Ask your lender or check out nslds.ed.gov, which shows loan details on federal loans. If you have private student loans, you’ll have to contact the lender directly.
‘‘Whether you owe a little or a lot, it’s crucial to know how much you owe, to whom, and what your repayment options are,’’ says Lauren Ascher, president of the Institute for College Access & Success, a nonprofit advocacy and research organization.
Federal loans are set up to be paid back over a 10-year period. But there are other options if you can’t afford your monthly payments under that standard plan.
You can extend the length of time to pay back the loan beyond 10 years, which will lower the monthly payment, but you will pay more over the life of the loan. Some may qualify for plans that peg the monthly payment to a certain percentage of their annual income.
And if they’re on such a plan for 25 years, anything they still owe will be forgiven.
The Project on Student Debt, which is managed by Ascher’s organization, has more information on income-based repayment plans on this site: Ibrinfo.org.
On private student loans, repayment options will vary from one lender to the next. Ascher suggests checking the loan documents or contacting your lender.
Can’t find a job? Can’t afford any student loan payments? If you have federal student loans, you can temporarily postpone your payments by asking for a deferment or forbearance.
In the case of a deferment, you’re allowed to temporarily put off making payments on your loans. During this period, interest does not build up on three types of federal loans: direct subsidized loans, subsidized federal Stafford loans, and Federal Perkins loans.

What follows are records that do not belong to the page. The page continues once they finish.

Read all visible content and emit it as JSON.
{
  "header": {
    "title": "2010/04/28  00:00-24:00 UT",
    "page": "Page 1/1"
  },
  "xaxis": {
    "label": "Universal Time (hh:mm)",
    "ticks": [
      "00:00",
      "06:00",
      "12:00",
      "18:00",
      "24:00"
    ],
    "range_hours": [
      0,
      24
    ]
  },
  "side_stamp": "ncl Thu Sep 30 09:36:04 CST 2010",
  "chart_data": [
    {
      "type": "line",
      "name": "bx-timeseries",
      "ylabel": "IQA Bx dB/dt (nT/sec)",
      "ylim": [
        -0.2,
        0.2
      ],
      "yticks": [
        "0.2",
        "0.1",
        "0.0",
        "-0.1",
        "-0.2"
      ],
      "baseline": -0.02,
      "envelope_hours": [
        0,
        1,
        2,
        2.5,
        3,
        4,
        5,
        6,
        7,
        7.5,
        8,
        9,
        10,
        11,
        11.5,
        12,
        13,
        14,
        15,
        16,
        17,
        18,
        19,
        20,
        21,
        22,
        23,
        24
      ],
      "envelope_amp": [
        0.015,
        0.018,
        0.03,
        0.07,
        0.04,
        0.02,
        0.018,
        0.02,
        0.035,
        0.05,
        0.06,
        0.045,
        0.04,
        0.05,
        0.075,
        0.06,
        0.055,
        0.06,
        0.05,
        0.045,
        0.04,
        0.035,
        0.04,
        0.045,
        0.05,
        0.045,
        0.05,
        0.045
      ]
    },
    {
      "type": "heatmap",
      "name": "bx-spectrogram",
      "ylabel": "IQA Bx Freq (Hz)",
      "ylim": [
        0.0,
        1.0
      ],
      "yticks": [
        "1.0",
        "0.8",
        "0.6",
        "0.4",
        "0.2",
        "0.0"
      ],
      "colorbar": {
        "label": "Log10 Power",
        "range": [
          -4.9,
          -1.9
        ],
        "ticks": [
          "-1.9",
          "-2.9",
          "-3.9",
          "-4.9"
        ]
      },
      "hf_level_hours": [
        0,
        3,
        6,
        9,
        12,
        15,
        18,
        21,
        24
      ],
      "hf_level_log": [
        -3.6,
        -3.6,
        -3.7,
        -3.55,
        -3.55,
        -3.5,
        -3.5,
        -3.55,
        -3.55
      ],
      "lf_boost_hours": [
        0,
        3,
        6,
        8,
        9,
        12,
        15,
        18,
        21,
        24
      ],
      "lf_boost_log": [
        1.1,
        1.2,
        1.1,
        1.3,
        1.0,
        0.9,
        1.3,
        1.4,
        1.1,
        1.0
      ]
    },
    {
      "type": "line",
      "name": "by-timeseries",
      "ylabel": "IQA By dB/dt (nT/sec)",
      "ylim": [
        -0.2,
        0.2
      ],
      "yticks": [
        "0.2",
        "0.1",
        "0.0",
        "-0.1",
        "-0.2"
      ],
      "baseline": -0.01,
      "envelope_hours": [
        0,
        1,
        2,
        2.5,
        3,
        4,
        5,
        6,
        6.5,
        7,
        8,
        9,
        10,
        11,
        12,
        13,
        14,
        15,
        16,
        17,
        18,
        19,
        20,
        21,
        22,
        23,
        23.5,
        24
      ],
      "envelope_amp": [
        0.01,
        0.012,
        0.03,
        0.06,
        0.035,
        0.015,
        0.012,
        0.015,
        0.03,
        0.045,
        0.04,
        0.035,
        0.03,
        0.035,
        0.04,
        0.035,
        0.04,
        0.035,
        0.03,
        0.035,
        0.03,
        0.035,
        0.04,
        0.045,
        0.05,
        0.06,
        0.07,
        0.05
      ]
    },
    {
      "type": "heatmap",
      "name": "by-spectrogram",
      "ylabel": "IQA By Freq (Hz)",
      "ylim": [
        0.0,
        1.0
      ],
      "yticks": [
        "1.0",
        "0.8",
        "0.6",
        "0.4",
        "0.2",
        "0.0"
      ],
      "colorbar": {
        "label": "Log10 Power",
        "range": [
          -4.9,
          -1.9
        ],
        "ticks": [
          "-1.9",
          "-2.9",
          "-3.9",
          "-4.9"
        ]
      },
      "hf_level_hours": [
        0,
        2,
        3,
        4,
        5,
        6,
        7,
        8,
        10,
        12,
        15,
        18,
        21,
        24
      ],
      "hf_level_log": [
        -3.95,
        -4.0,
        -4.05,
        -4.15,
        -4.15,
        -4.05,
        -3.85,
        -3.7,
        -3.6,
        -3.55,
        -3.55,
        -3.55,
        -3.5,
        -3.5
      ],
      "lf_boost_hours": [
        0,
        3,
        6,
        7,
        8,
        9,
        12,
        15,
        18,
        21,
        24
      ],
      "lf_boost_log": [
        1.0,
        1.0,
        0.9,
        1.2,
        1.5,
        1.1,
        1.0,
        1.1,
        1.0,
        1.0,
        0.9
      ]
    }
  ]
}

On other types of federal loans, your payments will be put on hold, but the balance of your loan will continue to rack up interest.
Several factors may qualify you for a deferment once you’re done with school, including economic hardship, unemployment, or serving in the military on active duty during a war.
If you don’t qualify for a deferment, you may request a forbearance, which can generally buy you up to 12 months without making payments. However, you’ll continue to pile up interest on your balance, even with subsidized loans. For more details on how these options work, go to this Department of Education website: Studentaid.ed.gov.
Missing payments on your federal student loans can seriously hamper your ability to get credit, especially if you’re starting out and don’t have much of a credit history.
In the case of federal student loans, you will be declared to be in default if you miss nine payments in a row.
At that point, the government will ask you to pay back your entire loan balance immediately, and will resort to garnishing your wages or taking it out of your income tax refunds, if need be.
The default threshold is generally crossed far sooner with private student loans.
Experts recommend contacting your lender as soon as making payments becomes a problem, to discuss the options.
Keep in mind, however, that unloading your student loan debt via bankruptcy is very difficult, though not impossible. You would need to persuade the court that what you owe on your loan would result in an undue hardship on you and your dependents.
Of course, even if you succeed, filing for bankruptcy protection has steep and longstanding consequences on your ability to get credit.
For more details on this option, see the National Consumer Law Center’s website on student loans.
One way to lower the total cost of your loan is to pay a little extra every month, or even make an extra payment every few months. That will help bring down the principal.
Ascher’s organization recommends including a written request to the lender to ensure the extra payment amount is applied to the principal, not to the interest or other fees that are due.
Consolidating several of your student loans can help you manage your debt because you need only to keep track of a single monthly payment.
You can also extend the repayment period.
However, if your federal loan predates July 1, 2006, it’s likely it has a variable interest rate, which means you can probably get that rate lowered now.
Consolidating loans issued after that date may not save you as much money on interest payments, however.
Keep in mind that if you take out a private student loan to consolidate federal loans, you will lose access to the borrower protections built into those loans, such as unemployment deferments.